Introduction to Encryption
Introduction to Encryption
Introduction The Shorter Oxford English Dictionary lists the 5th meaning of the word cipher as, “A secret manner of writing by any of various methods, intelligible only to those possessing the key (1528).†Encryption, the use of ciphers, is not new. Far from it. It has been with us for a very long time. I used to say that encryption was traditionally for the four P’s. Princes, Popes, Purveyors and Paramours, since they were the people who had secrets and needed to keep them. Julius Caesar used encryption to send his instructions to his armies, and the Caesar cipher, one of the earliest recorded ciphers, is named after him. But the honours for the groundwork to our modern use of cryptography should probably go to the Turkish community for their application of mathematical algorithms (formulae to convert by a mathematical process between ordinary information, called plaintext by the cryptography community, and cipher text, the encrypted information that is impossible to understand without the key) to automate and make routine the business of encrypting and decrypting information. When Mary, Queen of Scots sent her encrypted messages to raise a revolt against Elizabeth I, the process was very manual, and slow. It took Elizabeth’s code breaker some weeks to figure out what the secret information meant. By comparison, by the time the Germans introduced their Enigma machines (and subsequently the British their computers at Bletchley Park to decrypt them) the process was becoming fully automated, and down to days or just hours. Today, every PC is equipped with enough powerful mathematically proven encryption engines to process information at many megabytes per minute – something beyond the wildest dreams of our ancestors, and little realised by most PC users.

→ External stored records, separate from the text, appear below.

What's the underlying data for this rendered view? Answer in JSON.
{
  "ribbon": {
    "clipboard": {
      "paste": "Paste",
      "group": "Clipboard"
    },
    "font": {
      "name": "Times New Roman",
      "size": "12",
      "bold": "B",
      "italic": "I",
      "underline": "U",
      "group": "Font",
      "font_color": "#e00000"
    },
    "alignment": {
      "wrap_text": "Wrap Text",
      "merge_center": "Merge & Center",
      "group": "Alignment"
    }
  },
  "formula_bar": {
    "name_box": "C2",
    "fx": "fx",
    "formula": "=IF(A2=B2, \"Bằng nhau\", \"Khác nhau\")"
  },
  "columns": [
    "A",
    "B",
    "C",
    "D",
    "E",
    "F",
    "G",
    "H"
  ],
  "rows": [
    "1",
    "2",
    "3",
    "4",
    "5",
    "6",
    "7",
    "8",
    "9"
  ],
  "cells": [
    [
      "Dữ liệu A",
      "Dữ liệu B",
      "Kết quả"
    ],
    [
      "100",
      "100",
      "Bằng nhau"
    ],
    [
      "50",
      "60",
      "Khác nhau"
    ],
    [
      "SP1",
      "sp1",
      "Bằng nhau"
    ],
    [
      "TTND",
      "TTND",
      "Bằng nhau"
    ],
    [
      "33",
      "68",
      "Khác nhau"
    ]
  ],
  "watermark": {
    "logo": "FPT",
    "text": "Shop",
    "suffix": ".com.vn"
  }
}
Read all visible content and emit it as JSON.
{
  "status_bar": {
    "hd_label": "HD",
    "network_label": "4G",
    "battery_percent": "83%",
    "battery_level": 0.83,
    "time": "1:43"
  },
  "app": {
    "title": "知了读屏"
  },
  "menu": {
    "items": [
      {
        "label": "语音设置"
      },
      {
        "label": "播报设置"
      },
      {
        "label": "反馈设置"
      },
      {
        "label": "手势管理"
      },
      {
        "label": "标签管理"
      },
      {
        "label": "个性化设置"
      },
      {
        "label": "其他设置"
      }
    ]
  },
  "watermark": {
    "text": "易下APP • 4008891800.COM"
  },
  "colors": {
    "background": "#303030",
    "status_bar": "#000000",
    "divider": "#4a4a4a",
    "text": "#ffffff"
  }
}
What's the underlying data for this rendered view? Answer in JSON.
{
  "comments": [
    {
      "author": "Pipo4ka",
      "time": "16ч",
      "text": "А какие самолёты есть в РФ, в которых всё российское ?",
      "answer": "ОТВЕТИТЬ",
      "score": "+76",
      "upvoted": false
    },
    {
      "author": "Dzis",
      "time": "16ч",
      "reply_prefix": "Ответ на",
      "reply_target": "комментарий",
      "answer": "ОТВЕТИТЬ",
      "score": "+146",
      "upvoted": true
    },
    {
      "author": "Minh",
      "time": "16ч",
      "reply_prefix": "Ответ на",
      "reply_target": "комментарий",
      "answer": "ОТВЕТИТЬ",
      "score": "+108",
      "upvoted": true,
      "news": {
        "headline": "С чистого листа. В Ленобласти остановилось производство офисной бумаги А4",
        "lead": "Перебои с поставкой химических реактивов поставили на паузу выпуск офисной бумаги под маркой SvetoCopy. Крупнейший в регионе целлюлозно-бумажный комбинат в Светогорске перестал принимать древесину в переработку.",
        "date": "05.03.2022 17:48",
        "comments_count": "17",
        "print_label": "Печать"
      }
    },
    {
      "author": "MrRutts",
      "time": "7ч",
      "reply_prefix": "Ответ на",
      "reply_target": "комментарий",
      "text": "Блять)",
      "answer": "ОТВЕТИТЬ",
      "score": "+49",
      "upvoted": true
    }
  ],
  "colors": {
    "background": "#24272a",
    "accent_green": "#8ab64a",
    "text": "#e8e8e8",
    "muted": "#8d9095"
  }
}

Why use encryption? Most often, to keep secrets. Everyone has a need to keep some things secret. The operating system has secrets it needs to keep away from users, users want their credit card details kept secret and away from hackers, everyone wants their financial and health affairs secret, and, sadly, it appears that even today people still need to keep their religious persuasions secret. It is unfortunate, but the need to keep a wide variety of information secret also means that people can also use encryption to keep secret things that society has decided are unlawful, such as the plans to rob a bank. Encryption technologies also have other valuable capabilities. Any attempt to falsify the content of an encrypted message will cause failure during decryption. This was not the case with the Caesar cipher, where each letter was transformed separately from every other letter, so altering one or more letters might well not be noticed by the recipient.